Dataflow analysis computes information about how data flows through a program. It solves systems of constraints on basic blocks, iterating until a fixpoint is reached. Forward analyses (reaching definitions) track properties forward through the CFG; backward analyses (live variables) track them backward. Dataflow results enable optimizations like constant propagation and dead-code elimination.
Dataflow analysis is a family of techniques for computing facts about a program's runtime behavior using only the static structure of its code. Instead of executing the program, you reason about what *could* happen on any possible execution path — and you do this by working with the control-flow graph (CFG) you already know, propagating information from block to block until the solution stabilizes.
The framework works as follows. Each basic block has a transfer function that describes how that block transforms the dataflow information. For reaching definitions, for example, a block that assigns `x = 3` *generates* that definition and *kills* any earlier definition of `x`. The global solution must satisfy the dataflow equations: the information at the entry of each block equals the meet (union or intersection, depending on the analysis) of the information at the exit of all its predecessors. You initialize all blocks conservatively, then iterate — recomputing each block's entry and exit sets using the current values of its neighbors — until nothing changes. That stable state is the fixpoint.

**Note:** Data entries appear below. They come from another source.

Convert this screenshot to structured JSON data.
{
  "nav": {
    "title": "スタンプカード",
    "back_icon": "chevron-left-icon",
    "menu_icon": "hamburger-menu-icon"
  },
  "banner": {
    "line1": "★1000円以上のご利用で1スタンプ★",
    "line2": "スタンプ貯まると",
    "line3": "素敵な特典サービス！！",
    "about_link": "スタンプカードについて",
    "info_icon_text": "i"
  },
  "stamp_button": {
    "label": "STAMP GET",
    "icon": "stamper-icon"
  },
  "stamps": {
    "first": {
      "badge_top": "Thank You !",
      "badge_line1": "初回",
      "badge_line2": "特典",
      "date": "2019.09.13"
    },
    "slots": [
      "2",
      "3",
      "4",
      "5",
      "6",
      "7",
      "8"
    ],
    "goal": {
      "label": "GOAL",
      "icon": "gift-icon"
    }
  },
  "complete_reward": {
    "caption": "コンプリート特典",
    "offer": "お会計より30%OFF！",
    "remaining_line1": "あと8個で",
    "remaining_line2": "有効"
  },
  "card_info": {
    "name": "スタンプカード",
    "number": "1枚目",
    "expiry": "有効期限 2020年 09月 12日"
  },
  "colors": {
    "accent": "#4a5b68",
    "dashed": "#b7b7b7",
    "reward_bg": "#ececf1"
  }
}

The direction of propagation divides analyses into two classes. Forward analyses flow information in the same direction as execution: the facts at block B's entry depend on B's predecessors. Reaching definitions is the canonical example — you ask which assignments made earlier might still be "live" as you enter B. Backward analyses flow in reverse: the facts at B's entry depend on what happens in B's successors. Live variable analysis is the canonical example — a variable is live entering B if it might be used before being overwritten on some path *continuing from* B. Recognizing which direction an analysis flows is the key to setting up the equations correctly.

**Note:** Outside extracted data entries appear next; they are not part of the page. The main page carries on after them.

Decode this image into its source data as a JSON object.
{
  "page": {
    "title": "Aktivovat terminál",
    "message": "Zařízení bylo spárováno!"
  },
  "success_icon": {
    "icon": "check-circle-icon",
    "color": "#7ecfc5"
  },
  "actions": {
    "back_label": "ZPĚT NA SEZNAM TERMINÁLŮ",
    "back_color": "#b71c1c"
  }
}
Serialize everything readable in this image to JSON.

Termination is guaranteed because dataflow values inhabit a finite lattice, and the transfer functions are monotone — each iteration can only add information (for union-based analyses) or remove it (for intersection-based analyses), never reverse a prior change. Since the sets of definitions or variables are finite, this monotone sequence must eventually plateau. In practice, convergence is fast — often in just a few passes, with loops requiring at most as many iterations as the nesting depth.

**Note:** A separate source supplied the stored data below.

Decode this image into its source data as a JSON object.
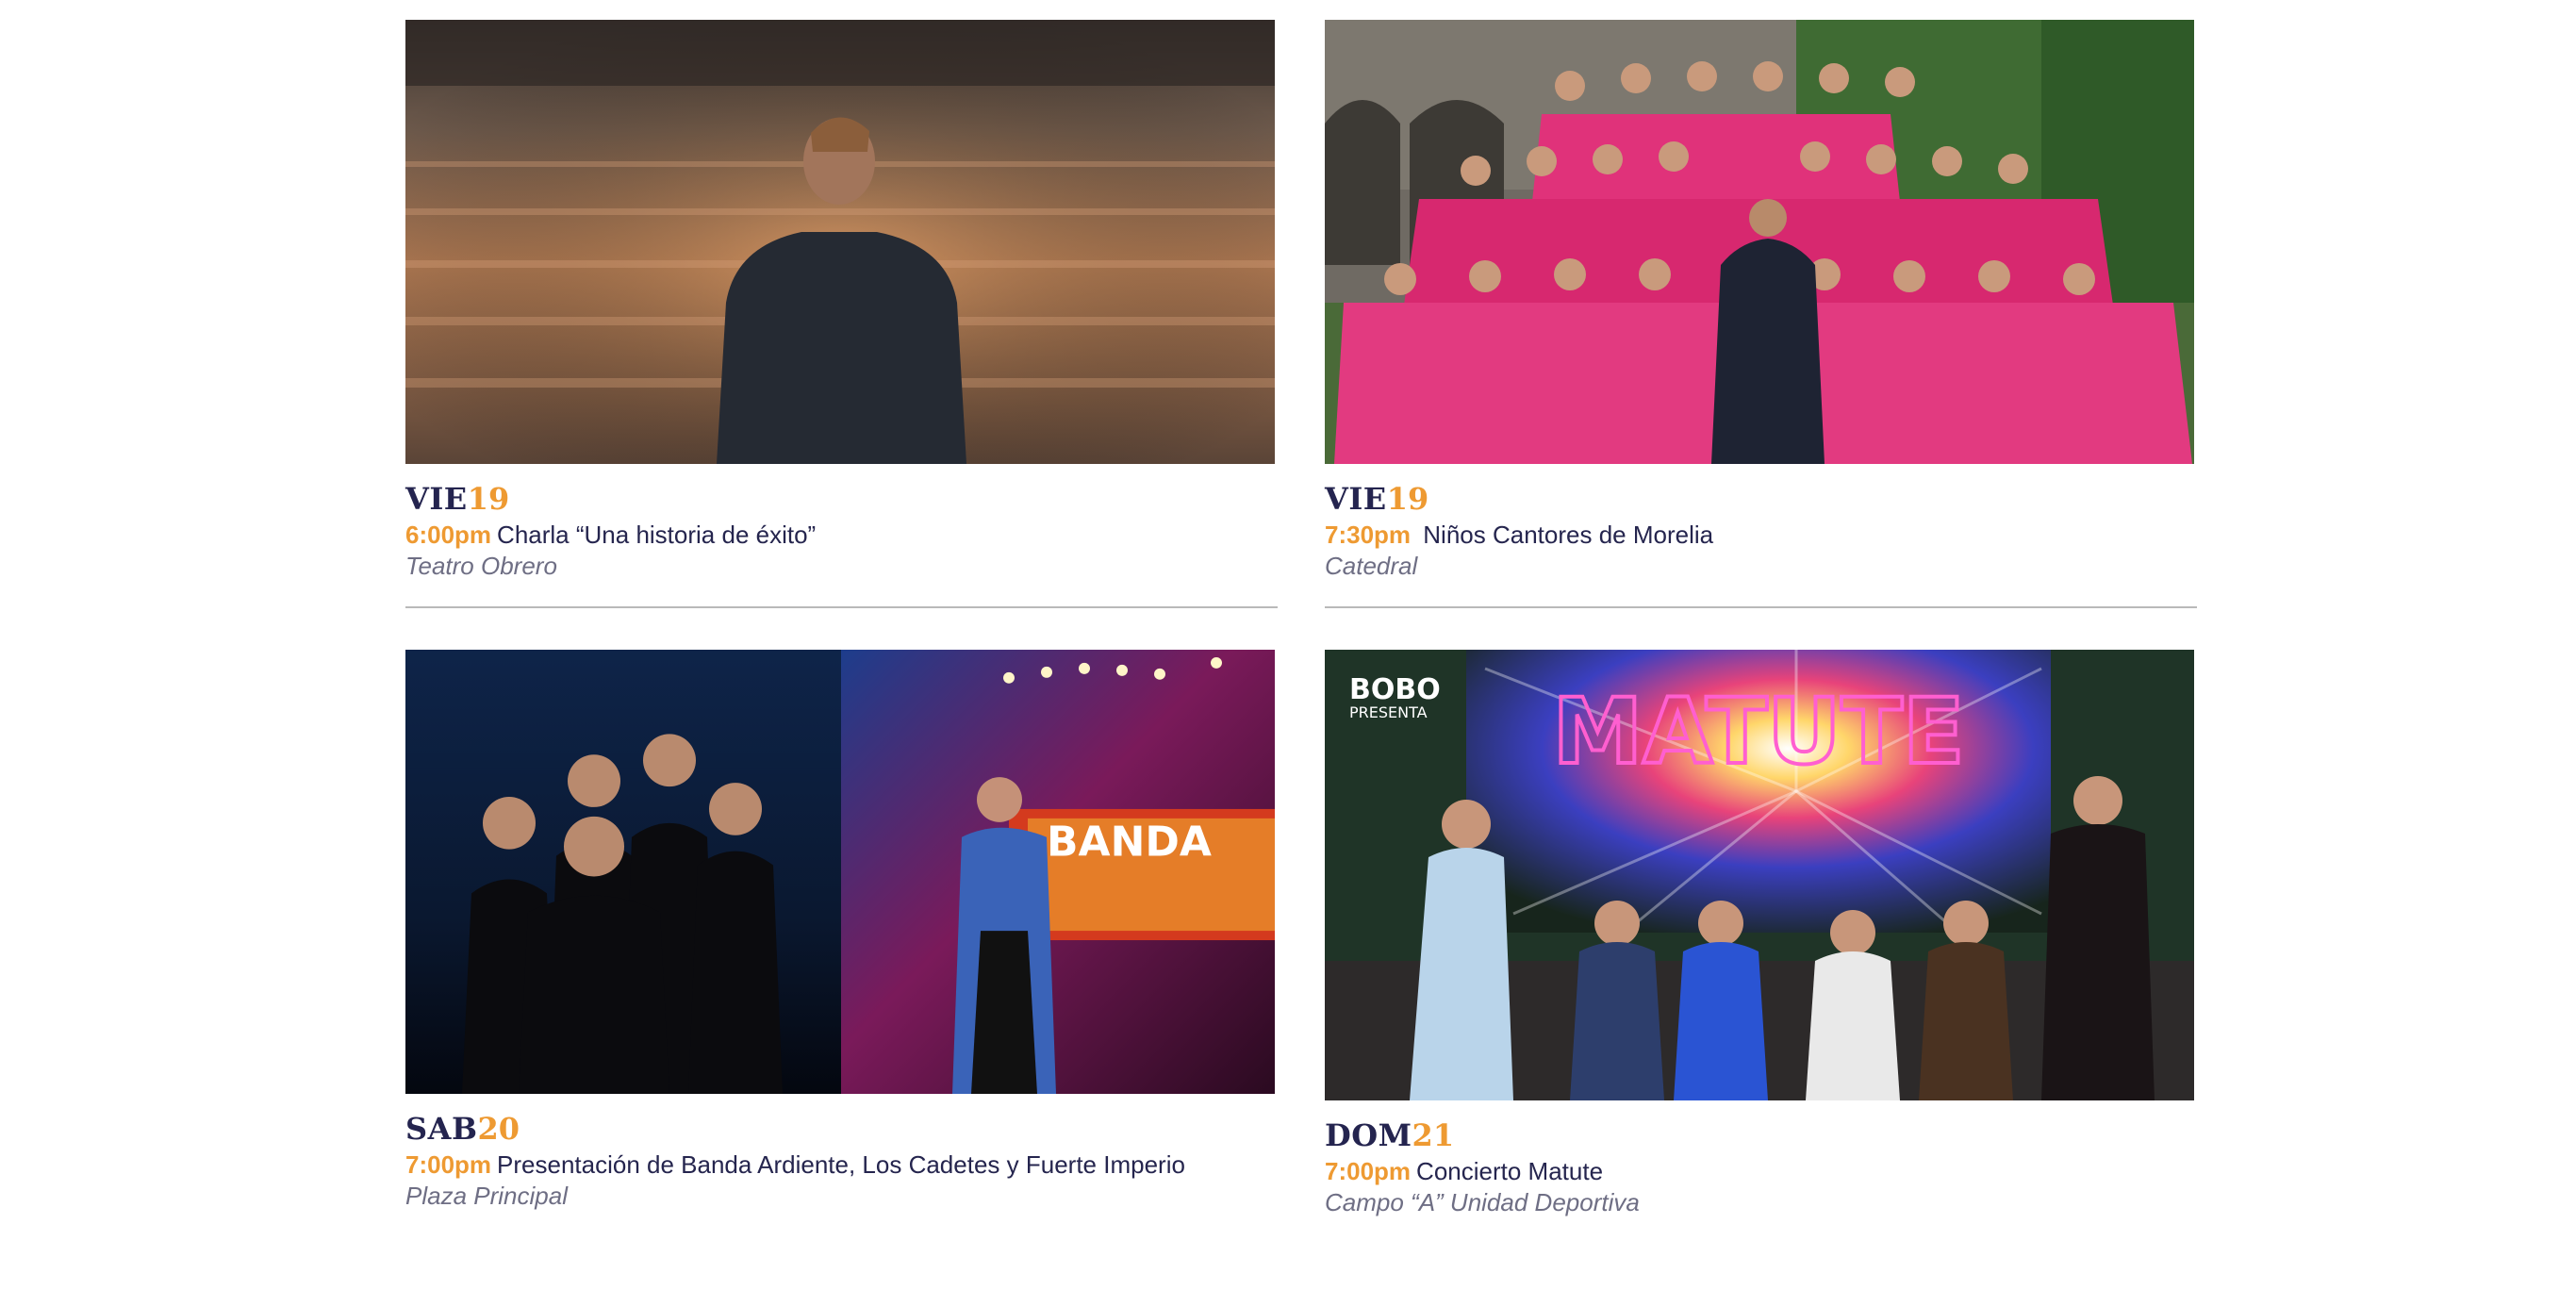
{
  "events": [
    {
      "day": "VIE",
      "date": "19",
      "time": "6:00pm",
      "title": "Charla “Una historia de  éxito”",
      "venue": "Teatro Obrero"
    },
    {
      "day": "VIE",
      "date": "19",
      "time": "7:30pm",
      "title": " Niños Cantores de Morelia",
      "venue": "Catedral"
    },
    {
      "day": "SAB",
      "date": "20",
      "time": "7:00pm",
      "title": "Presentación de Banda Ardiente, Los Cadetes y Fuerte Imperio",
      "venue": "Plaza Principal"
    },
    {
      "day": "DOM",
      "date": "21",
      "time": "7:00pm",
      "title": "Concierto Matute",
      "venue": "Campo “A” Unidad Deportiva"
    }
  ],
  "poster": {
    "brand": "BOBO",
    "presenter": "PRESENTA",
    "band_logo": "MATUTE",
    "banner_text": "BANDA"
  },
  "colors": {
    "navy": "#24244f",
    "accent_orange": "#ee9a32",
    "venue_gray": "#6e6e84",
    "divider": "#b9b9b9"
  }
}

Dataflow results directly power compiler optimizations. Reaching definitions enable constant propagation: if only one definition of `x` reaches a use and that definition assigns a constant, the use can be replaced with the constant. Live variable analysis enables dead-code elimination: if a variable is assigned but not live afterward (never used before being overwritten), the assignment can be removed. These are among the most impactful optimizations in production compilers, and both rest on the same algorithmic foundation of iterative fixpoint computation over the CFG.